2. Results and Discussions
2.1. Working Principle of Fluorescent Switch Aptasensor for AFB1 Detection
Figure 1 illustrates the working principle of the fluorescent switch aptasensor. FDNA is labeled with a fluorescein (FAM) at the 5’end, and QDNA is labeled with a quencher (BHQ1) at the 3’end. The unlabeled aptamer sequence contains a FDNA-hybridizing sequence and an AFB1 binding motif. In the absence of AFB1, an FDNA, QDNA, and aptamer sequence together construct a tripartite DNA duplex, which makes FAM close to BHQ1, causing fluorescence quenching. In the presence of AFB1, aptamer binds with AFB1, and QDNA is released from the DNA duplex, resulting in a fluorescence increase. AFB1 can be detected by measuring the increase in fluorescence intensity of this aptasensor.
Figure 1
Working principle of fluorescent switch aptasensor for AFB1 detection. In the absence of AFB1, aptamer hybridizes with both FDNA and QDNA to form a tripartite DNA duplex structure in which FAM and BHQ1 are close to each other, causing fluorescence quenching. In the presence of AFB1, aptamer prefers to bind with AFB1 rather than QDNA, resulting in disassembly of the tripartite DNA duplex and fluorescence recovery. AFB1 can be detected by measuring the fluorescence change.
2.2. Feasibility of Fluorescent Structure-Switch Aptasensor
We tested the feasibility of the fluorescent switch aptasensor for AFB1 detection. As Figure 2 shows, the sample containing FDNA and QDNA displayed high fluorescence intensity similar to that of the sample containing only FDNA. This result means FDNA fluorescence cannot be quenched by QDNA in the absence of aptamer. After the addition of aptamer, a significant decrease in fluorescence intensity was observed. This result shows the tripartite DNA duplex was successfully constructed, and FDNA fluorescence was quenched. Fluorescence obviously increased upon addition of AFB1 (200 nM) into the solution containing FDNA, QDNA, and the aptamer.
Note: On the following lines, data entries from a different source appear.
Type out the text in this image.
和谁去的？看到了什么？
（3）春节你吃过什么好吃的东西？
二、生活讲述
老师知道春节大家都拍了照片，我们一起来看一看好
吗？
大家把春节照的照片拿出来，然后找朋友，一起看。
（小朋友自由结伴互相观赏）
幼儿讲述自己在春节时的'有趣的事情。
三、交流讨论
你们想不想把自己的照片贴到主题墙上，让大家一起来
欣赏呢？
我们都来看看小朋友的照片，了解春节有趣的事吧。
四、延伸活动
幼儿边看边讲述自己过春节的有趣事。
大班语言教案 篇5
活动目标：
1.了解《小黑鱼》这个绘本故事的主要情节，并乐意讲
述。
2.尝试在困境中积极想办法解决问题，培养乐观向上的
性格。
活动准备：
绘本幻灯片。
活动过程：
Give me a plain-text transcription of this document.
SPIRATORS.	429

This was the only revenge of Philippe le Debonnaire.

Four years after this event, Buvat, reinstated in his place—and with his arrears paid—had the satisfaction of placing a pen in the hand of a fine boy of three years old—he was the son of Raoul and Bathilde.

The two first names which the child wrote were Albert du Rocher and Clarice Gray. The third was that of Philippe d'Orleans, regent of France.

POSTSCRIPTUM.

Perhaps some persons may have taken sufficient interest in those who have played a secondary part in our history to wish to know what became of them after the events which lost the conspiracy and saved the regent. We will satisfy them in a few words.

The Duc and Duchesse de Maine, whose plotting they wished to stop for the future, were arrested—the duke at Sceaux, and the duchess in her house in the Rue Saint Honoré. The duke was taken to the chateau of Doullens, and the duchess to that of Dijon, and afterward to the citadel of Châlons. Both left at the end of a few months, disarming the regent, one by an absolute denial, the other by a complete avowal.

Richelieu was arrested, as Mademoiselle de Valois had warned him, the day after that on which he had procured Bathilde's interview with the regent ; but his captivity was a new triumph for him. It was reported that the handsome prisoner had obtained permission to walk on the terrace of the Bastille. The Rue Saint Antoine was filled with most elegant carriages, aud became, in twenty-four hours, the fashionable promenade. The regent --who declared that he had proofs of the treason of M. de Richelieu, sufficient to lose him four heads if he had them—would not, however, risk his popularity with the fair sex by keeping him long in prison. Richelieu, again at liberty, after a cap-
Thus, the fluorescent switch aptasensor is feasible for AFB1 detection.
Figure 2
Feasibility test of the fluorescent switch aptasensor for AFB1 detection by measuring different samples. (a) FDNA; (b) FDNA+QDNA; (c) FDNA+QDNA+aptamer; and (d) FDNA + QDNA + aptamer + AFB1. Assay buffer was 10 mM Tris-HCl (pH 7.5) solution containing 50 mM MgCl2, 50 mM NaCl, and 0.1% Tween 20. FDNA concentration was 50 nM. Aptamer (Af27) concentration was 100 nM. QDNA (Af27-C13Q) concentration was 100 nM. AFB1 concentration was 200 nM. Incubation at 4 °C for 60 min was applied.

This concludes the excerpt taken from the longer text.